El presidente de Cataluña, Carles Puigdemont, anunció ayer que no convocará elecciones anticipadas y dejó en manos del Parlamento autonómico la potestad de hacer una declaración unilateral de independencia. Mientras el Gobierno nacional insiste en asumir competencias de Cataluña.
La actitud del Gobierno español, que propuso intervenir la autonomía, no justifica la convocatoria de unos comicios regionales, dijo Puigdemont una hora antes de la celebración de un pleno en el Parlamento catalán para analizar la situación política.
Puigdemont explicó que ayer había "considerado la posibilidad de convocar elecciones", en un intento de "agotar todas las vías para encontrar una solución dialogada y pactada", siempre y cuando "se diesen unas garantías que permitiesen celebrarlas con normalidad".
"No hay ninguna de estas garantías que justifiquen hoy la convocatoria de elecciones al Parlamento", dijo el líder catalán en alusión a que el Gobierno español mantiene su plan de aplicar el artículo 155 de la Constitución para asumir competencias regionales y devolver Cataluña a la legalidad.
"Es una aplicación fuera de la ley, abusiva e injusta, que busca erradicar no solo el soberanismo sino toda la tradición del catalanismo que nos ha llevado hasta aquí", dijo.
"No acepto estas medidas, por injustas". "(Ahora) corresponde al Parlamento (regional) proceder con lo que la mayoría parlamentaria determine en relación a las consecuencias de la aplicación" del artículo 155 "contra Cataluña".

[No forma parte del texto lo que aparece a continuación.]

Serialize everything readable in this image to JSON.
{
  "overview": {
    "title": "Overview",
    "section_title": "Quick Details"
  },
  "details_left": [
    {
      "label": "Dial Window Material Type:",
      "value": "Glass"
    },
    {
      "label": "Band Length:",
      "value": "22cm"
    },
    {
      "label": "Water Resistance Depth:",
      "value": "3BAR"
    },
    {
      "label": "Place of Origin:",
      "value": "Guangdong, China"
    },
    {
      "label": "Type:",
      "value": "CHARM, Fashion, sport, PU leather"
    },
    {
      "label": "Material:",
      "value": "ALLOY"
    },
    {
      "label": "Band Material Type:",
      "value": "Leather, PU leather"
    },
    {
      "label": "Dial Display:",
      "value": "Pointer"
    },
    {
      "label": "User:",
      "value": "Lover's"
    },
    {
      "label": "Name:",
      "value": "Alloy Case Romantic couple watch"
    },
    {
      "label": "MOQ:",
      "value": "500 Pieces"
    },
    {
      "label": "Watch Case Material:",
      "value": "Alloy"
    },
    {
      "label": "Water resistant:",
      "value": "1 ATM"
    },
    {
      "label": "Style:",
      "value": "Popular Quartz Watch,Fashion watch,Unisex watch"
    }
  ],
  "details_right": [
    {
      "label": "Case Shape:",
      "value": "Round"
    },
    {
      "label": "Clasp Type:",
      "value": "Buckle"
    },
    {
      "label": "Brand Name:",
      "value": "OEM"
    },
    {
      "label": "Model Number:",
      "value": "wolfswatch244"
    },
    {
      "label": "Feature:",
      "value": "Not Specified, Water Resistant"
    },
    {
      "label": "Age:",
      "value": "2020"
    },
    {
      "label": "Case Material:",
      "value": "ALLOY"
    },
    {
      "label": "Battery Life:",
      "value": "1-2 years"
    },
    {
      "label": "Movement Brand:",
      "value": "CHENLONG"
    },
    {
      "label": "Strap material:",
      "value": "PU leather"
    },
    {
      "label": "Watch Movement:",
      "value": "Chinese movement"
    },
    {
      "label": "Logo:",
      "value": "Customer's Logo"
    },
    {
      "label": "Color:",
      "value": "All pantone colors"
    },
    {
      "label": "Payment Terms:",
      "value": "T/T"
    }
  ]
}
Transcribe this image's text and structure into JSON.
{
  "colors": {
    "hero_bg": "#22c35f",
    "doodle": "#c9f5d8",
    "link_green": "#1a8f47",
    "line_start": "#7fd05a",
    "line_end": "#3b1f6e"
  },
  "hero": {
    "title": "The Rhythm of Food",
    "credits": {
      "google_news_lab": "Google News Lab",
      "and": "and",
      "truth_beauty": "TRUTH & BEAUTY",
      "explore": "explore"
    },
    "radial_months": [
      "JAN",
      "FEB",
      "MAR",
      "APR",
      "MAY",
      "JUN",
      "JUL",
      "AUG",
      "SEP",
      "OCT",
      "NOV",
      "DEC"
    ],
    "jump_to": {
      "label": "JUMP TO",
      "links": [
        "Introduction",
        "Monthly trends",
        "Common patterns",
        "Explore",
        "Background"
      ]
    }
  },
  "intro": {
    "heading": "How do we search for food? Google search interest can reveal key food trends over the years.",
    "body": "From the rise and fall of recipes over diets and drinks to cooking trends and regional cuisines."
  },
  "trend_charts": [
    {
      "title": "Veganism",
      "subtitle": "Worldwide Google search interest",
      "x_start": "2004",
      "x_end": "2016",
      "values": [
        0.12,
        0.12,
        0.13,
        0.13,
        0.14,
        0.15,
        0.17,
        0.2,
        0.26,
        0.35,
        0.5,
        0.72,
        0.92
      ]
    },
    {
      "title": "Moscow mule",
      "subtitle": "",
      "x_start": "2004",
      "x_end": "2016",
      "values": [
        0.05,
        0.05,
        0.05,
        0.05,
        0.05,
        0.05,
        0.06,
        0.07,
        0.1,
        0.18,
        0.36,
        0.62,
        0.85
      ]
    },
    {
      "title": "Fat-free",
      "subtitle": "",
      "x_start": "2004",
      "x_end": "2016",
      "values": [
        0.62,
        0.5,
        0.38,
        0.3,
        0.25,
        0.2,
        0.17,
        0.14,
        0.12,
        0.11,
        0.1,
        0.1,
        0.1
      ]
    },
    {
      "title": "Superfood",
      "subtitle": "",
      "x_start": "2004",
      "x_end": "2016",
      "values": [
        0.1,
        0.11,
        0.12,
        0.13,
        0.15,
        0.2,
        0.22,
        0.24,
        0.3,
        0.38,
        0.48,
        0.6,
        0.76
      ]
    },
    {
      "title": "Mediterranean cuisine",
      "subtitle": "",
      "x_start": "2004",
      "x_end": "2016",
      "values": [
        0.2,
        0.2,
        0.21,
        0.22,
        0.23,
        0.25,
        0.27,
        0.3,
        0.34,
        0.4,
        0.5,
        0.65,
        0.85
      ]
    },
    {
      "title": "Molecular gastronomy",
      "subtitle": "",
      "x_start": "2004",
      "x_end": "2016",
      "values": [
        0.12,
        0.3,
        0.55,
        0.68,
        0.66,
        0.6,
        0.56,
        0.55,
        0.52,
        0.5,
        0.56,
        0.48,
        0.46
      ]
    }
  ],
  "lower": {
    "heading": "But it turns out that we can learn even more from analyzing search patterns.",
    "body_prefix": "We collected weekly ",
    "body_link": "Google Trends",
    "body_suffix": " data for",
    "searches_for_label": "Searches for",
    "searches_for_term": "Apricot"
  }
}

La coalición que respalda a Puigdemont, Junts pel Sí, le trasladó ayer su apuesta por adoptar una postura "clara" y "unitaria" para aprobar una declaración de independencia en el pleno celebrado en Barcelona y que podría concluir hoy viernes.
Los catalanes amagaron ayer con que hoy 27 podría producirse una declaración unilateral de independencia tras una jornada en la que sus líderes protagonizaron escenarios cambiantes y propiciaron la incertidumbre por sus mensajes.